Crates.io website, Rust package registry, Cargo packages, crates, Cargo.toml, crate publishing, owners, yanking, Rust Foundation, and WHOIS domain data

Crates.io

Crates.io is the Rust package registry website where developers discover, publish, download, and manage reusable Rust packages called crates.

Core purpose
Crates.io is the public package registry used by Cargo for publishing and installing Rust packages called crates.
Official domain
crates.io is the main public website for crate search, package pages, account login, publishing workflows, and links into Cargo documentation.
Domain created
January 22, 2014
The Crates.io repository logo used as the brand image for the website page.View logo in the Crates.io GitHub repository

What Crates.io is

Crates.io official site is the Rust package registry website. Developers use it to find crates, inspect package pages, publish releases, manage ownership, and connect Rust projects to the Cargo package manager. A crate is a Rust package. In everyday Rust work, Cargo reads package metadata, resolves dependencies, downloads crate files, and uses the registry index so projects can build repeatably. Crates.io is the public home for that shared ecosystem.

Cargo and Cargo.toml

Cargo is the command-line tool that builds Rust projects, manages dependencies, and publishes crates. A Rust package describes itself in Cargo.toml, including its name, version, edition, dependencies, features, license, repository, homepage, keywords, and categories. Those fields help both Cargo and Crates.io understand how the package should be found and used.

Publishing crates

The Cargo Book describes publishing as uploading a specific crate version to be hosted on Crates.io. Before publishing, maintainers prepare metadata, run packaging checks, create an API token, and usually test with a dry run. Once a version is published, it is meant to be permanent: the version cannot be overwritten, and deletion is not the normal maintenance path.

Yanking and ownership

Crates.io handles mistakes through yanking rather than deleting package code. A yanked version is no longer chosen for new dependency resolutions, but existing lockfiles can still refer to it. Package owners can also add other users or GitHub teams, which matters because owners can publish new versions and manage parts of a crate's lifecycle.
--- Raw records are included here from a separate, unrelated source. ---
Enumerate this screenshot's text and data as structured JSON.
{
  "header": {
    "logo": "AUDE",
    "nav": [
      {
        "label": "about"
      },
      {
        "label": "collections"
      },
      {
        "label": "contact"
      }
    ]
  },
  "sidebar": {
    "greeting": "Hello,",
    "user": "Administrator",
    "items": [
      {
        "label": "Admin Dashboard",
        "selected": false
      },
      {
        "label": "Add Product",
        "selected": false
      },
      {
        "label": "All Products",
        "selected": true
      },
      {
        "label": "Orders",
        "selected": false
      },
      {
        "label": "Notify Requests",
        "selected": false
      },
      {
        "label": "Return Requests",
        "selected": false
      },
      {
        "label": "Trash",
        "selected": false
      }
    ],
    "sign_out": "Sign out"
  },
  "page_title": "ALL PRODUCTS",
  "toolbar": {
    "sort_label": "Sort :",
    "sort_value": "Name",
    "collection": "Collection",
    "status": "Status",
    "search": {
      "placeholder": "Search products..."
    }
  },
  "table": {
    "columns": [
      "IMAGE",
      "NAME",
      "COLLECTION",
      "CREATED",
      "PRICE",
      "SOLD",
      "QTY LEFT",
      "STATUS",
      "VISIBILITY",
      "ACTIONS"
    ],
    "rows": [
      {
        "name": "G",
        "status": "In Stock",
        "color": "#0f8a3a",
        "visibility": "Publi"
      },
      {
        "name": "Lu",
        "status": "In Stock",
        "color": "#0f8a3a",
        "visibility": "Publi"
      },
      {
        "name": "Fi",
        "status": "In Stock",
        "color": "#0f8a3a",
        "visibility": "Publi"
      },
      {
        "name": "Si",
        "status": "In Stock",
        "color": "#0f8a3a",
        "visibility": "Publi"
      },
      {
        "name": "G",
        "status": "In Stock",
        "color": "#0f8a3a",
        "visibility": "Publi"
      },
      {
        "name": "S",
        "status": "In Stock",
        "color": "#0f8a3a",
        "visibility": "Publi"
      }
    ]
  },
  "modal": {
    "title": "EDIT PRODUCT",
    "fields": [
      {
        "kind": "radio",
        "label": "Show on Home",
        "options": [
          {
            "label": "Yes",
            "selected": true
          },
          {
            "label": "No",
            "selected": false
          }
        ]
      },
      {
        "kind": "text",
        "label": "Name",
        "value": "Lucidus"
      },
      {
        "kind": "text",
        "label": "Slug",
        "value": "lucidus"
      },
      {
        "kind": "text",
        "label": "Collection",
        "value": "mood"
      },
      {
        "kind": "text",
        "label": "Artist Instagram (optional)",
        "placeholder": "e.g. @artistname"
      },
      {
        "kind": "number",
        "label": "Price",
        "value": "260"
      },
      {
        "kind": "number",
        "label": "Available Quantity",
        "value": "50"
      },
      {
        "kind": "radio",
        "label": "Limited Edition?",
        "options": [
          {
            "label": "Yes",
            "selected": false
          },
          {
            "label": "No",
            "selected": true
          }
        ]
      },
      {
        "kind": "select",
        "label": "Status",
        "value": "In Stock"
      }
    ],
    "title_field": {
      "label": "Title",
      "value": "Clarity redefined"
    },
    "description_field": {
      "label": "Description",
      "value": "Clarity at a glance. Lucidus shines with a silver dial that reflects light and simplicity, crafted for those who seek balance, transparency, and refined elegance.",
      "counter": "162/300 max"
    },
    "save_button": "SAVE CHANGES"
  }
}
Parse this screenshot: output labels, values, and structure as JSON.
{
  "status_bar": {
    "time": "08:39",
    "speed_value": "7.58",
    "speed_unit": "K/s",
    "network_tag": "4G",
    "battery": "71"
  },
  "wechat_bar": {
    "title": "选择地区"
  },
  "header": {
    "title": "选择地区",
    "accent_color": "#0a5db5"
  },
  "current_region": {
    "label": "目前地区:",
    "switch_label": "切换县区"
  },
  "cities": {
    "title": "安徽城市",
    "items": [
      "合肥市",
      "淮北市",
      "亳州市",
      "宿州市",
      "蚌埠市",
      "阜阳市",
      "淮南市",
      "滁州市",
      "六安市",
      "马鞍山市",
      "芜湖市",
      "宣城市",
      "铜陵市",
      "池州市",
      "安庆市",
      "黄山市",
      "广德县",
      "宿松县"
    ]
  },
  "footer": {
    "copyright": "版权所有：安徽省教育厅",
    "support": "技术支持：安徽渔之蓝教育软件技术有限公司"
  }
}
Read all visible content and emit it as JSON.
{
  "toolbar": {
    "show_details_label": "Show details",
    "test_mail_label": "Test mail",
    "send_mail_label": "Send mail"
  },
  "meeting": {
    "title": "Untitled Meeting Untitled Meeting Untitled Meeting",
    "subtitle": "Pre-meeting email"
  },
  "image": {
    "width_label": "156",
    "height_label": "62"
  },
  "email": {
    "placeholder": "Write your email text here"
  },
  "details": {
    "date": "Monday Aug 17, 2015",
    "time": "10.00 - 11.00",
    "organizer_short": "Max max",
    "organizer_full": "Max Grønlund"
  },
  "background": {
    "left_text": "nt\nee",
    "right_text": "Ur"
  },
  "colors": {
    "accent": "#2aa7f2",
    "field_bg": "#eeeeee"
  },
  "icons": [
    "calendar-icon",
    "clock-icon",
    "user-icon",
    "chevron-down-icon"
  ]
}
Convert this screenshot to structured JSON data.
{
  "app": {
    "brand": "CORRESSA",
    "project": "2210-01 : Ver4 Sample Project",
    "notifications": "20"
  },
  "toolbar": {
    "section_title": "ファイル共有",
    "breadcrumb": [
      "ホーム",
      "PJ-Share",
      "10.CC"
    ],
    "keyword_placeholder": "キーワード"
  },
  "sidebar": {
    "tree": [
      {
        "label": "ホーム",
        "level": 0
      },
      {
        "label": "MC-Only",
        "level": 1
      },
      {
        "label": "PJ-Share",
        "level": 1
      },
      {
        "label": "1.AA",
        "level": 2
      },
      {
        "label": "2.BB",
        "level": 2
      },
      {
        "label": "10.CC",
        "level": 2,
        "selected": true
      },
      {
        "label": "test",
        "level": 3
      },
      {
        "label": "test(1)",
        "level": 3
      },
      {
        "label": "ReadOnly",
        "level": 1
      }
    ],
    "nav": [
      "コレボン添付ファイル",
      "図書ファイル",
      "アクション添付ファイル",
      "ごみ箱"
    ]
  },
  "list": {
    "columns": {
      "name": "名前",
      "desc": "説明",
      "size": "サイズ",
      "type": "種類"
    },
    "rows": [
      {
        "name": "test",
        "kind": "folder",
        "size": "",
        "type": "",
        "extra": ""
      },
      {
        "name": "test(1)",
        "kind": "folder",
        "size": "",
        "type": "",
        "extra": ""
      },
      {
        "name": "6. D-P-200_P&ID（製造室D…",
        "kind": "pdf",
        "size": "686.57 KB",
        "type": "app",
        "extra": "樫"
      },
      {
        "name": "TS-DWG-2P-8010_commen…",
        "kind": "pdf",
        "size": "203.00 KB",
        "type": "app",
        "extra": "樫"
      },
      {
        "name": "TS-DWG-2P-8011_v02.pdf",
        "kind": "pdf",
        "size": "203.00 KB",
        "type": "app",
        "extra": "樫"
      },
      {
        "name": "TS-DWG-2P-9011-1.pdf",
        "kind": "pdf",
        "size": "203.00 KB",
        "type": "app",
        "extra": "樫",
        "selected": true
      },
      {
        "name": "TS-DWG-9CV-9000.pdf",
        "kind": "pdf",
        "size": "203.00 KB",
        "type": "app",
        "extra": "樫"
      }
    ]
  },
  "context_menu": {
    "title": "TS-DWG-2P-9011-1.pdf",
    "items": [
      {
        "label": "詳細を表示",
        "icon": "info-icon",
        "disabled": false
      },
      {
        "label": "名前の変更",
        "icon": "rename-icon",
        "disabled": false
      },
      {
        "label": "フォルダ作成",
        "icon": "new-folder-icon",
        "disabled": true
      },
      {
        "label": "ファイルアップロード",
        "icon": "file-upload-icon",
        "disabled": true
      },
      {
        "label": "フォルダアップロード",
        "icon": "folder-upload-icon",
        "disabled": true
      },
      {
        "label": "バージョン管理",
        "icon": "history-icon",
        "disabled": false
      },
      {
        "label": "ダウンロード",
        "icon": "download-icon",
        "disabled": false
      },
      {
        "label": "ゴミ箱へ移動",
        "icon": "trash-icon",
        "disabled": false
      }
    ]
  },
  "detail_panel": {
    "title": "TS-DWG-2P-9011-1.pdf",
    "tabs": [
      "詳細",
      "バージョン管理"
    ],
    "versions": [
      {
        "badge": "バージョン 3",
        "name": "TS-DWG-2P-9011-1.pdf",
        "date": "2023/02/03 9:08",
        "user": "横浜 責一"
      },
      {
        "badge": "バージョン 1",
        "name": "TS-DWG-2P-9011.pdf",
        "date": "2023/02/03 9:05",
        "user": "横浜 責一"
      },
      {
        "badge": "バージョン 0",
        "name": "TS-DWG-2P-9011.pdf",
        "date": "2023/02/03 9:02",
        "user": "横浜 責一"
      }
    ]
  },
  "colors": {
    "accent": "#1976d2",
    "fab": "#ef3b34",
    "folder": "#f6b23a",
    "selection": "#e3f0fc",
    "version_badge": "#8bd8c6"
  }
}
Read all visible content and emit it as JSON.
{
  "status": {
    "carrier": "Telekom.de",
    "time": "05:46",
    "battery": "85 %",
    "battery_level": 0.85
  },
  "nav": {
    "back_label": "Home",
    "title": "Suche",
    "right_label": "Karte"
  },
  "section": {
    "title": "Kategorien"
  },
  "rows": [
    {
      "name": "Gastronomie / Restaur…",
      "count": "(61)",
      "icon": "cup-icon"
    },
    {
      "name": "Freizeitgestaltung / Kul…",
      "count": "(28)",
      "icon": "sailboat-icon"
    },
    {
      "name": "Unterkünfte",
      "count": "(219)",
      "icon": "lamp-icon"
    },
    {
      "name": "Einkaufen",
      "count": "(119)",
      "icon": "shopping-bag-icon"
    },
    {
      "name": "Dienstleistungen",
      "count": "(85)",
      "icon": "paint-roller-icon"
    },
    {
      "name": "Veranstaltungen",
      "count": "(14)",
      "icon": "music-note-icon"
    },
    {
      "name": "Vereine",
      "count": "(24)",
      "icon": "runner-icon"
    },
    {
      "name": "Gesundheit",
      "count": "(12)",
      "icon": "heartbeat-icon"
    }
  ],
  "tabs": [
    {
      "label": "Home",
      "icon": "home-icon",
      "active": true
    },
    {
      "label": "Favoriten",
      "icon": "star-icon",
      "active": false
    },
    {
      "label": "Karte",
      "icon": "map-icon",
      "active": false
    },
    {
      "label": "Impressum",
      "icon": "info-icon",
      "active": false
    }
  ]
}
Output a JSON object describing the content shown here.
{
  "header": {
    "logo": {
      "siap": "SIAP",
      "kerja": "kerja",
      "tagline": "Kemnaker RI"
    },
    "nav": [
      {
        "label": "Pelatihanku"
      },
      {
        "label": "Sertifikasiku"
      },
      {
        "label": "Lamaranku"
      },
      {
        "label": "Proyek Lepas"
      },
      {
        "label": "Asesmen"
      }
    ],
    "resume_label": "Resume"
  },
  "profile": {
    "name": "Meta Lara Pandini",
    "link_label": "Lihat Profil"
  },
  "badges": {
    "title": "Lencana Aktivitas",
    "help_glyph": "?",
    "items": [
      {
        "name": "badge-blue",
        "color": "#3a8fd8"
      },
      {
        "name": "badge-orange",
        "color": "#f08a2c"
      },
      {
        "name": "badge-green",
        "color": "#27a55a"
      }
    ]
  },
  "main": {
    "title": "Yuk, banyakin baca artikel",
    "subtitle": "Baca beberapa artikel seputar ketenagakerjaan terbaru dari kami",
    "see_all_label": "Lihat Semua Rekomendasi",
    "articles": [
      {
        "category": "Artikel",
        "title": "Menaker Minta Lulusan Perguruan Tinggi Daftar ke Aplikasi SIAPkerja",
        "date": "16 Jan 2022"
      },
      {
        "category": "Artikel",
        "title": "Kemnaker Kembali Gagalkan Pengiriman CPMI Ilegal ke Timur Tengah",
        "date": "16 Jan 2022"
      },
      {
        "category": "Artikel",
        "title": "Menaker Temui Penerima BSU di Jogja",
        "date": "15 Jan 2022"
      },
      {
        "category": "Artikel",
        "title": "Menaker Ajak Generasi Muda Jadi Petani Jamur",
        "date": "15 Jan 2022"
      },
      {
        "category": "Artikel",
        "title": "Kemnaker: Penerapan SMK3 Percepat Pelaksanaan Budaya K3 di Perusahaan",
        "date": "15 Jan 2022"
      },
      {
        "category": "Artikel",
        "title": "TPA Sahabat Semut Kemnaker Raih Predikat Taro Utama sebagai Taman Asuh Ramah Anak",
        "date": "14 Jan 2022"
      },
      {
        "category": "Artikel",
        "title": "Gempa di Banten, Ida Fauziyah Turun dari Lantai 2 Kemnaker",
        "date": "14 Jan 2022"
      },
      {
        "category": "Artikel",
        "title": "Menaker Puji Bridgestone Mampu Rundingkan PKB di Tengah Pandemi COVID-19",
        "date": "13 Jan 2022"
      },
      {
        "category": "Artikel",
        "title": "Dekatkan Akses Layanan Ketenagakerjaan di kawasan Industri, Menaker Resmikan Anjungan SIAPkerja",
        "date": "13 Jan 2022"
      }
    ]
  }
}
Discovery and package pages

A Crates.io package page can show a crate name, description, version history, download counts, documentation links, repository links, license, keywords, categories, dependencies, and owners. Those signals help developers decide whether a crate is active, documented, compatible, and suitable for a project.

Who uses Crates.io

Crates.io is used by Rust application developers, library maintainers, embedded developers, WebAssembly projects, command-line tool authors, infrastructure teams, educators, CI systems, and organizations that build Rust software. Some users interact with it through the website, while many interact with it mostly through Cargo commands.

Why it matters

Crates.io matters because Rust's practical ecosystem depends on reusable packages. Async runtimes, serialization libraries, command-line tools, embedded abstractions, crypto libraries, testing helpers, and web frameworks all rely on shared crates. That makes the registry both a developer convenience and a meaningful part of Rust's software supply chain.

WHOIS domain data

Data pulled: May 24, 2026View current WHOIS record

Domain
crates.io
IP address
151.101.66.137
Registrar
Gandi SAS
WHOIS server
whois.gandi.net
Referral URL
https://www.gandi.net
Created
January 22, 2014
Updated
December 18, 2025
Expires
January 22, 2027
Nameservers
ns-817.awsdns-38.net (205.251.195.49); ns-1064.awsdns-05.org (205.251.196.40); ns-217.awsdns-27.com (205.251.192.217); ns-1543.awsdns-00.co.uk (205.251.198.7)
Domain status
clientTransferProhibited
DNSSEC
unsigned
Contact privacy
Registrant name is redacted; registrant organization is listed as Rust Foundation, while admin and technical contact details are redacted.